創業という語は起業という語に比べると、過去形で使われることもあって、創業者や創業一〇年といった具合に、新規に事業を始めた方や新規に事業を始めた時期を指すために使われることが多く、ビジネスのスタート時期にまつわる語としての利用がなされることからもわかる通り、経営形態や事業形態に関わりなく使用される語でもあります。

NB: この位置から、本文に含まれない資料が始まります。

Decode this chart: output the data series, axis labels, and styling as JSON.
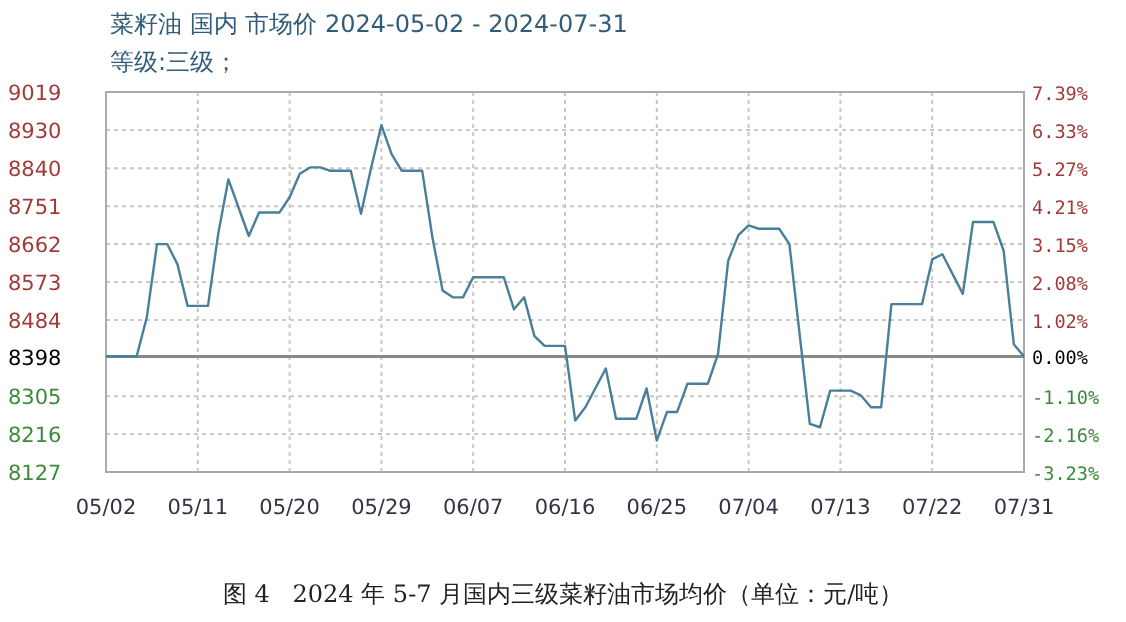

つまり創業という語はビジネスのスタートへのかかわりの深い語であると言え、新規事業を立ち上げた方は起業者ではなく創業者と称するのが、ビジネスのスタート時期は起業一〇年ではなく創業一〇年とするのがそれぞれ正しく、ビジネスに関わるか否かに関係なく、社会人としての教養として国語的な意味での使い分けはこなさねばなりません。

起業の持つビジネス・スタート以外の意味

起業は過去形で扱われる語である創業に対して、現在進行形や未来形での使用が大半で、起業を志す、起業を試みるといった形での使用が行われる語ですが、国語的な意味合いでの相違しかなかったにも関わらず、近年新規に意味合いが追加されており、ベンチャー企業のような創造性・革新性に特化した企業の起業や、新規ビジネスモデルを用いた爆発的な成長を遂げる企業の起業に際して使用されるケースが増加傾向にあり、ある程度ビジネスへの造詣が求められる方は今のうちに押さえておくべきかも知れません。

ただ、語の持つ意味の移り変わりは年代を重ねるごとに生じるものであり、常にその語の持つ意味が一律であるという保証は無いので、起業の用法や創業の用法も変化する可能性が否定できない為、最前線で事業の立ち上げに関わるのであれば、常に語の持つ意味にも意識を向ける必要があります。